Se volvió a agazapar Segovia, más por la artrosis en la cadera que por su oficio de arquero, y acomodó la derruida boina sobre su ganada calvicie.
Ribonelli, a su vez, ajustó bien su dentadura y colocó al máximo el volumen de su audífono para poder escuchar el silbato.
Uno de los obreros chifló, dando la señal para que el postergado penal sea ejecutado.
Caminó lentamente Ribonelli hacia el balón, con demasiada dificultad.
Segovia advirtió, o creyó advertir, que Ribonelli estaba por patear, o al menos que un bulto difuso se acercaba.
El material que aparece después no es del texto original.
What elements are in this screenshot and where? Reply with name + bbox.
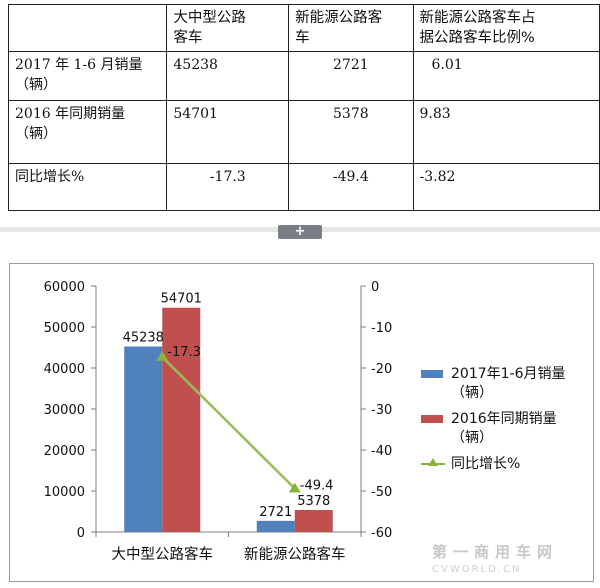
right-axis-tick-label: -60 (371, 526, 392, 541)
right-axis-tick-label: -10 (371, 321, 392, 336)
left-axis-tick-label: 0 (77, 526, 85, 541)
table-header-cell: 新能源公路客车占 据公路客车比例% (412, 4, 600, 52)
category-label: 新能源公路客车 (244, 546, 346, 563)
growth-line (161, 356, 296, 490)
legend-label: 2016年同期销量 （辆） (451, 411, 557, 446)
legend-item-growth: 同比增长% (421, 455, 591, 474)
watermark: 第一商用车网 (432, 543, 559, 561)
table-cell: -3.82 (412, 163, 600, 211)
legend-swatch-blue (421, 370, 443, 378)
growth-data-label: -17.3 (167, 345, 201, 360)
growth-point-triangle-marker (156, 350, 169, 361)
bar-data-label: 45238 (123, 331, 164, 346)
right-axis-tick-label: 0 (371, 280, 379, 295)
right-axis-tick-label: -40 (371, 444, 392, 459)
left-axis-tick-label: 30000 (44, 403, 85, 418)
right-axis-tick-label: -20 (371, 362, 392, 377)
table-header-cell (7, 4, 168, 52)
left-axis-tick-label: 40000 (44, 362, 85, 377)
table-row-label: 2017 年 1-6 月销量 （辆） (7, 51, 168, 101)
table-row: 2017 年 1-6 月销量 （辆） 45238 2721 6.01 (7, 51, 600, 101)
bar-2017 (124, 346, 163, 532)
table-cell: -17.3 (166, 163, 290, 211)
table-row: 2016 年同期销量 （辆） 54701 5378 9.83 (7, 100, 600, 164)
left-axis-tick-label: 10000 (44, 485, 85, 500)
bar-data-label: 2721 (259, 505, 292, 520)
right-axis-tick-label: -30 (371, 403, 392, 418)
table-header-row: 大中型公路 客车 新能源公路客车 新能源公路客车占 据公路客车比例% (7, 4, 600, 52)
sales-table: 大中型公路 客车 新能源公路客车 新能源公路客车占 据公路客车比例% 2017 年 … (7, 4, 600, 211)
growth-point-triangle-marker (288, 482, 301, 493)
combo-chart: 0 10000 20000 30000 40000 50000 60000 0 -10 -20 -3… (44, 280, 393, 563)
legend-label: 同比增长% (451, 456, 521, 472)
table-cell: 45238 (166, 51, 290, 101)
triangle-marker-icon (428, 458, 438, 466)
watermark-sub: CVWORLD.CN (432, 564, 522, 575)
left-axis-tick-label: 50000 (44, 321, 85, 336)
legend-swatch-red (421, 415, 443, 423)
table-cell: 5378 (288, 100, 414, 164)
legend-item-2017: 2017年1-6月销量 （辆） (421, 365, 591, 403)
left-axis-tick-label: 60000 (44, 280, 85, 295)
table-cell: 2721 (288, 51, 414, 101)
table-header-cell: 新能源公路客车 (288, 4, 414, 52)
table-row-label: 2016 年同期销量 （辆） (7, 100, 168, 164)
left-axis-tick-label: 20000 (44, 444, 85, 459)
right-axis-tick-label: -50 (371, 485, 392, 500)
bar-2016 (294, 509, 333, 532)
bar-data-label: 54701 (161, 292, 202, 307)
bar-2017 (256, 520, 295, 532)
table-cell: -49.4 (288, 163, 414, 211)
table-cell: 6.01 (412, 51, 600, 101)
growth-data-label: -49.4 (300, 479, 334, 494)
chart-frame: 0 10000 20000 30000 40000 50000 60000 0 -10 -20 -3… (9, 263, 594, 582)
bar-2016 (162, 307, 201, 532)
table-cell: 54701 (166, 100, 290, 164)
chart-legend: 2017年1-6月销量 （辆） 2016年同期销量 （辆） 同比增长% (421, 365, 591, 481)
expand-button[interactable]: + (278, 225, 322, 239)
category-label: 大中型公路客车 (112, 546, 214, 563)
table-header-cell: 大中型公路 客车 (166, 4, 290, 52)
bar-data-label: 5378 (297, 494, 330, 509)
legend-label: 2017年1-6月销量 （辆） (451, 366, 566, 401)
legend-item-2016: 2016年同期销量 （辆） (421, 410, 591, 448)
table-row: 同比增长% -17.3 -49.4 -3.82 (7, 163, 600, 211)
table-row-label: 同比增长% (7, 163, 168, 211)
table-cell: 9.83 (412, 100, 600, 164)
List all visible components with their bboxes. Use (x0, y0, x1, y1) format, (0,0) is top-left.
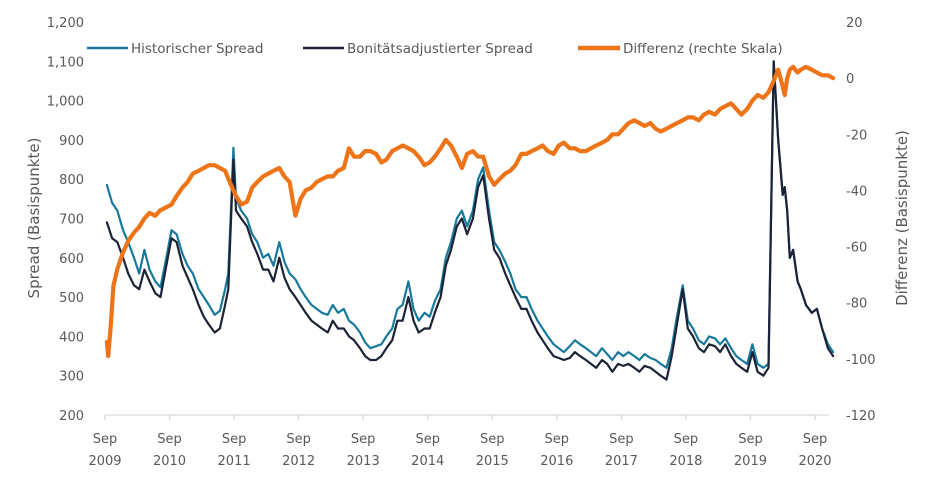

Se tiró por las dudas, hacia su derecha, o tal vez sea que la pierna cedió y se dobló, provocándole la caida hacia ese lado.
Ribonelli pateó con toda la fuerza que fue posible y luego, exhausto, cayó al piso.
La pelota picó tres veces y después rodó un poco, recorriendo en total seis metros antes de detenerse.
La escena se congeló así, con la pelota dormida a mitad de camino entre los dos jugadores tirados en el piso.
El partido fue empate y entre todos convencieron a los ancianos que era mejor así, que no hacía falta definir a los penales, que ambos eran campeones.
Por último, todos contentos, fueron a festejar la mutua victoria al buffet del club, donde ya no había casín pero aún conservaban una añeja botella de ferroquina, a la que hicieron honores con un platito de manices y aceitunas.

5 comentarios:

Apalabrada dijo...

Bug me mareó hoy.
El futbol no es para mí, me voy ya mismo a cocinar que últimamente me está llamando mucho más la atención.

The Bug dijo...

¿Marear?
El que mareaba como los dioses es Ribonelli.

Sole P dijo...

Nooooo, mirá si Ribonelli subía demasiado el volumen de su audífono y moría de un susto al escuchar chiflido...

Me encantó.

Apalabrada dijo...

Se la dejé picando vio?

Kemal dijo...

Sencillamente genial!

Aplauso, medalla y -ejem- más aplausos!